Even paying the penalty is effectively optional, because Congress, for political reasons, barred the Internal Revenue Service from using its most effective tools—liens, forfeiture, and prosecution—to collect it. As the Associated Press recently explained, the IRS, confronted by uninsured taxpayers who refuse to pay the penalty, must instead resort to "scary letters and threats to withhold tax refunds."

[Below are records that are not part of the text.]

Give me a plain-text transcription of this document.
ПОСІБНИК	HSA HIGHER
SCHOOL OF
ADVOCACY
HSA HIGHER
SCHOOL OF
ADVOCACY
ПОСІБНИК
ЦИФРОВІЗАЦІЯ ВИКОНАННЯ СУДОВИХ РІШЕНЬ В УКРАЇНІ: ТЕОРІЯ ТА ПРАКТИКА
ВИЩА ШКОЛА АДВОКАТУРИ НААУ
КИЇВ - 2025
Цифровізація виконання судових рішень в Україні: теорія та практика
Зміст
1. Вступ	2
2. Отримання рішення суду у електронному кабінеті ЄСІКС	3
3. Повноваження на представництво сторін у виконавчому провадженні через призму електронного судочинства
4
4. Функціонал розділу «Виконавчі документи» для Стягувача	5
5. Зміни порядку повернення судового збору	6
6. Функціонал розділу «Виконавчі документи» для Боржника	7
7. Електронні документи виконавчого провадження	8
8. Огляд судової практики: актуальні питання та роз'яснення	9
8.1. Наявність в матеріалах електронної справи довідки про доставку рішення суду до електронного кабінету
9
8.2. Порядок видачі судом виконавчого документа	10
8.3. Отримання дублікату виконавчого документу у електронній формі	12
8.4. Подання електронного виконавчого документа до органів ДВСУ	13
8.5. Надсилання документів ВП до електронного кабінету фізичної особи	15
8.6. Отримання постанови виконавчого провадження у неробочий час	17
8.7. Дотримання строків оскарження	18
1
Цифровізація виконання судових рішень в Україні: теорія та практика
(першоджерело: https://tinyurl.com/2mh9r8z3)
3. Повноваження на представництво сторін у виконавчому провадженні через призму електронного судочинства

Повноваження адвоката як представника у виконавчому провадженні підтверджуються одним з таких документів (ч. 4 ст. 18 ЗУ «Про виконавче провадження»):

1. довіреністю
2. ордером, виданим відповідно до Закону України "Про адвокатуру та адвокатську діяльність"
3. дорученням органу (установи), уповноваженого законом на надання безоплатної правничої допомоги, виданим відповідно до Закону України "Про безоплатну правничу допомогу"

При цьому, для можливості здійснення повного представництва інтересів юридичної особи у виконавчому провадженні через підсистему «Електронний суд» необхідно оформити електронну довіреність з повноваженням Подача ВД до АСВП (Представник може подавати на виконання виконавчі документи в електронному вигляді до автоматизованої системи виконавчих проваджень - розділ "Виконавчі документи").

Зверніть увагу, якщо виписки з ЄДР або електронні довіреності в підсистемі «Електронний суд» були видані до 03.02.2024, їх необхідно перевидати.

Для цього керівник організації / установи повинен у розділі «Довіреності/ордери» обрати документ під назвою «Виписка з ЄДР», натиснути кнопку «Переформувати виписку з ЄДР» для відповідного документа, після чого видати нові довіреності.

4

How effective will those letters be once taxpayers realize the threats are empty? They can even avoid having the money taken out of their refunds by adjusting their withholding or estimated tax payments so that they come out even (or owe a little) at the end of the year. In practice, no refund means no penalty.

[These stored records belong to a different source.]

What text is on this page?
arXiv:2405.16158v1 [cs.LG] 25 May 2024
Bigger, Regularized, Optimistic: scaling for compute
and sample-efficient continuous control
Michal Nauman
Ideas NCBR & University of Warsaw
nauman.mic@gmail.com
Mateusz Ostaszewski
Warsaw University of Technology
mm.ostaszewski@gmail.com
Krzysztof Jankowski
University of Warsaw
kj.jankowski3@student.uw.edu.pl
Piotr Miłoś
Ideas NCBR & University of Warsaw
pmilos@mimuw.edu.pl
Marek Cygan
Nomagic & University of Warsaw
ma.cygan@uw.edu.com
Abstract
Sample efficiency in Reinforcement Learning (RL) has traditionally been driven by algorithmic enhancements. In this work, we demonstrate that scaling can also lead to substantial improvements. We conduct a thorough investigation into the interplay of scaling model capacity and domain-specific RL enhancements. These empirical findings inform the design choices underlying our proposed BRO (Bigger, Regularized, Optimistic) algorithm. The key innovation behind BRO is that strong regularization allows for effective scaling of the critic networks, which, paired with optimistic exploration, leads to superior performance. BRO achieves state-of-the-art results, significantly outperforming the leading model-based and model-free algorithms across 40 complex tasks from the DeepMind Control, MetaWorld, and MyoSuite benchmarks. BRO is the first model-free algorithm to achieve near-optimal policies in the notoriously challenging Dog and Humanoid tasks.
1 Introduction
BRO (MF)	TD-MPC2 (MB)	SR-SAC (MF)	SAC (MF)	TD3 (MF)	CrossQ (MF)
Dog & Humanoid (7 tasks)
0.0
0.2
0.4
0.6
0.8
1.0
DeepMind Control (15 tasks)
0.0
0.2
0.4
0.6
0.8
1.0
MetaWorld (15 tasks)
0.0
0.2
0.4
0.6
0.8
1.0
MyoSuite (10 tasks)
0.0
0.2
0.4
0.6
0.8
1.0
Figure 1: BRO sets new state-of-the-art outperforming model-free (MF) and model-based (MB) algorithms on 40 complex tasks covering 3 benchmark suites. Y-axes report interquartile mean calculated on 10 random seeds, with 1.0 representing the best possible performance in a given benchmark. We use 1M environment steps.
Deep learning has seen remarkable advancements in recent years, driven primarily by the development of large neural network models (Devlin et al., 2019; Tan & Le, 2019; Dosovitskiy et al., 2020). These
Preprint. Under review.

After Obamacare was enacted in 2010, the Congressional Budget Office projected that some 4 million Americans would choose to pay a penalty in 2016 rather than comply with the health insurance mandate. Testifying before the House Ways and Means Committee last week, Steven G. Bradbury, who headed the White House Office of Legal Counsel under George W. Bush, argued that number "will be considerably greater" once people understand they have no legal obligation to buy coverage. In fact, since the penalty is essentially unenforceable, it is possible that it won't produce any revenue to speak of, which would make it an odd tax indeed.

Bradbury suggested that Congress might react to such widespread disobedience, which could make Obamacare financially unsustainable, by increasing the penalty and authorizing the IRS to use more-intimidating tools. But that would reveal the coercive nature of the "minimum essential coverage" provision and the implausibility of viewing it as anything other than an unconstitutional order.